Come si esprime dunque la fede di Giuseppe, la sua santità? Non abbiamo a che fare con un credente nel senso specificamente cristiano del termine. Il vangelo del resto neppure ci testimonia che Giuseppe sia stato presente nella vita pubblica di Gesù, ai Suoi miracoli e alla Sua predicazione, fino a restare, come Maria, davanti alla Sua morte e risurrezione pasquale. E, dunque, che santità è mai quella di Giuseppe? Matteo ce la descrive attraverso l'esperienza del sogno. Qualcosa di molto simile alla stella che già aveva guidato i Magi a Betlemme: "I Magi erano appena partiti, quando un angelo del Signore apparve in sogno a Giuseppe e gli disse" e "Morto Erode, un angelo del Signore apparve in sogno a Giuseppe".
Il sogno, le stelle sono linguaggi diversi dall’esperienza della parola, della verbalizzazione.

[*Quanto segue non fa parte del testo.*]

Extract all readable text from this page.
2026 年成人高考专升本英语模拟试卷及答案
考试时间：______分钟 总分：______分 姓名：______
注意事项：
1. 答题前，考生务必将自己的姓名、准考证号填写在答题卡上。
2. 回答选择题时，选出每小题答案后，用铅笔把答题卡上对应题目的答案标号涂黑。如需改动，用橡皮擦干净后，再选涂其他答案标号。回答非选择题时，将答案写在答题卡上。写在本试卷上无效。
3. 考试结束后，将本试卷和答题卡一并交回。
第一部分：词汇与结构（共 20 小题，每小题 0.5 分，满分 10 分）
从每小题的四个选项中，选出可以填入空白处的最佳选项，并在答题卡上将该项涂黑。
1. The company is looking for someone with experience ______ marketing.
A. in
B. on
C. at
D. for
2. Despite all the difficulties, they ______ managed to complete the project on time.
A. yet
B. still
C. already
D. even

Se la parola ha una discorsività di carattere razionale, nell'intenzione primaria di voler spiegare, il sogno e le stelle alludono a qualcosa di più evocativo. A questo livello si comprende prorpiamente la figura di Giuseppe, che è “giusto”, e che, stando anche ai vangeli, non pronuncia una parola, una domanda, come Maria. A questo livello pre-verbale va dunque compresa la santità di Giuseppe che proprio così ha incontrato Gesù, come il Figlio di Dio. Se i sogni di Giuseppe, come la stella dei Magi, ci introducono ad un linguaggio, ad una espressione della fede che non coincide con la verbalizzazione propria dei Vangeli, tuttavia ci testimoniano che anche così si accede alla verità di Gesù. Stabilendo con Lui un contatto reale. Come un padre impara a tenere tra le braccia quel figlio che proprio la sua donna gli ha generato.

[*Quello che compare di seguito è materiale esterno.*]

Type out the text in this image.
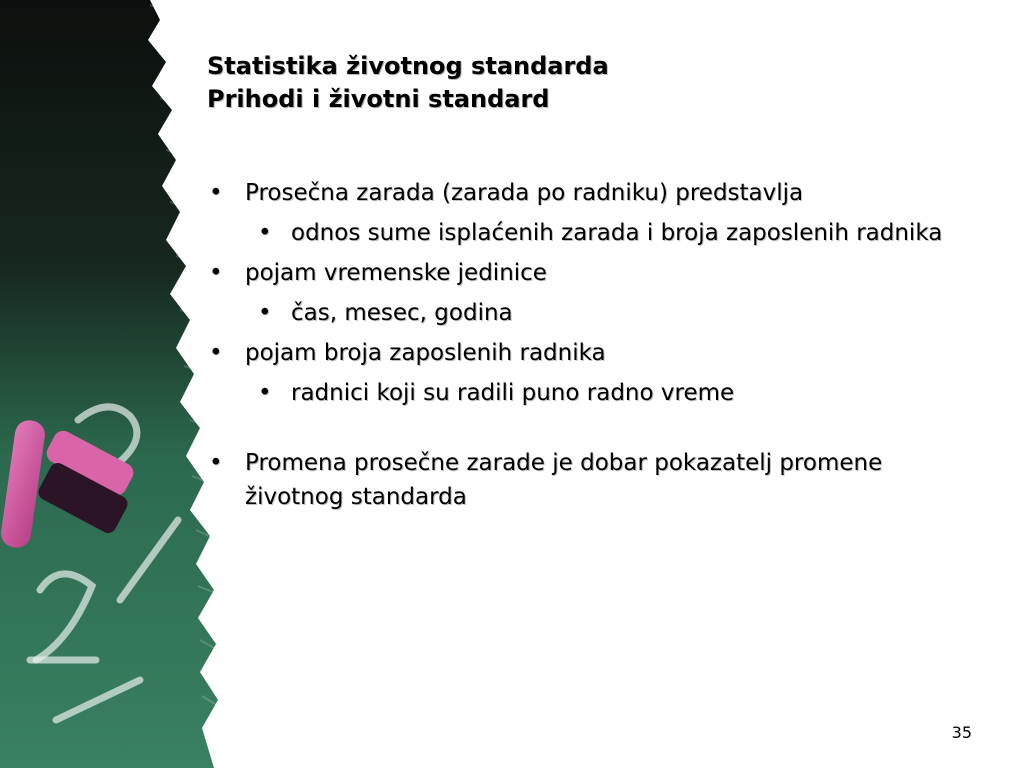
Statistika životnog standarda
Prihodi i životni standard
• Prosečna zarada (zarada po radniku) predstavlja
• odnos sume isplaćenih zarada i broja zaposlenih radnika
• pojam vremenske jedinice
• čas, mesec, godina
• pojam broja zaposlenih radnika
• radnici koji su radili puno radno vreme
• Promena prosečne zarade je dobar pokazatelj promene životnog standarda
35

E un particolare non deve sfuggire: il fatto che Giuseppe fa seguire all'esperienza del sogno, un’ azione che, propria del suo popolo nell’esperienza dell’Esodo, diventerà piena di senso e di valore salvifico con la Pasqua di Gesù: quella di destarsi e di alzarsi. Proprio come in piedi restano, vegliando, gli ebrei la notte di Pasqua, prima di incamminarsi verso la Terra promessa; così come sta ritto Gesù risorto, dopo essere passato attraverso la dura esperienza del sonno della morte.

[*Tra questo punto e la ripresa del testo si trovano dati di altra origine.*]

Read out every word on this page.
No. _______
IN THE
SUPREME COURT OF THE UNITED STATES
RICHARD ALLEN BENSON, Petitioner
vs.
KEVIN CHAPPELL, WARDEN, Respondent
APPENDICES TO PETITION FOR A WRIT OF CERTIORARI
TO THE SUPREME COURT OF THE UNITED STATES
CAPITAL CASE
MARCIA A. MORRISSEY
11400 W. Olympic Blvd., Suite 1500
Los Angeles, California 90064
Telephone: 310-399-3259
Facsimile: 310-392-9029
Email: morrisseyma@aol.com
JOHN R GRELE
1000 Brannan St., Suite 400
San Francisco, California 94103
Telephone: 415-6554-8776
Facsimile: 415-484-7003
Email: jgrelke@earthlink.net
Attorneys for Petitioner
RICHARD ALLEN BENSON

La figura di Giuseppe non è davvero secondaria nella meditazione della primitiva comunità cristiana che è preoccupata di comprendere in pienezza il mistero di Gesù di Nazaret. La sua concreta obbedienza testimonia non solo una reale assunzione del mistero degli inizi di Gesù, ma già una vera e propria anticipazione e adesione al mistero Pasquale della Sua morte e risurrezione. Anche il suo stesso silenzio è significativo. Una vera e propria introduzione al pieno dispiegarsi della Parola di Dio, in Gesù suo Figlio.

Un anno va a concludersi è un altro già appare all’orizzonte. Non manchi la serenità di continuare a sperare in Colui che ci ha raggiunti per restare con noi, per sempre. Il Signore faccia splendere su ciascuno di voi il Suo volto e vi doni ancora la Sua pace.
Che sia ancora per tutti una buona domenica.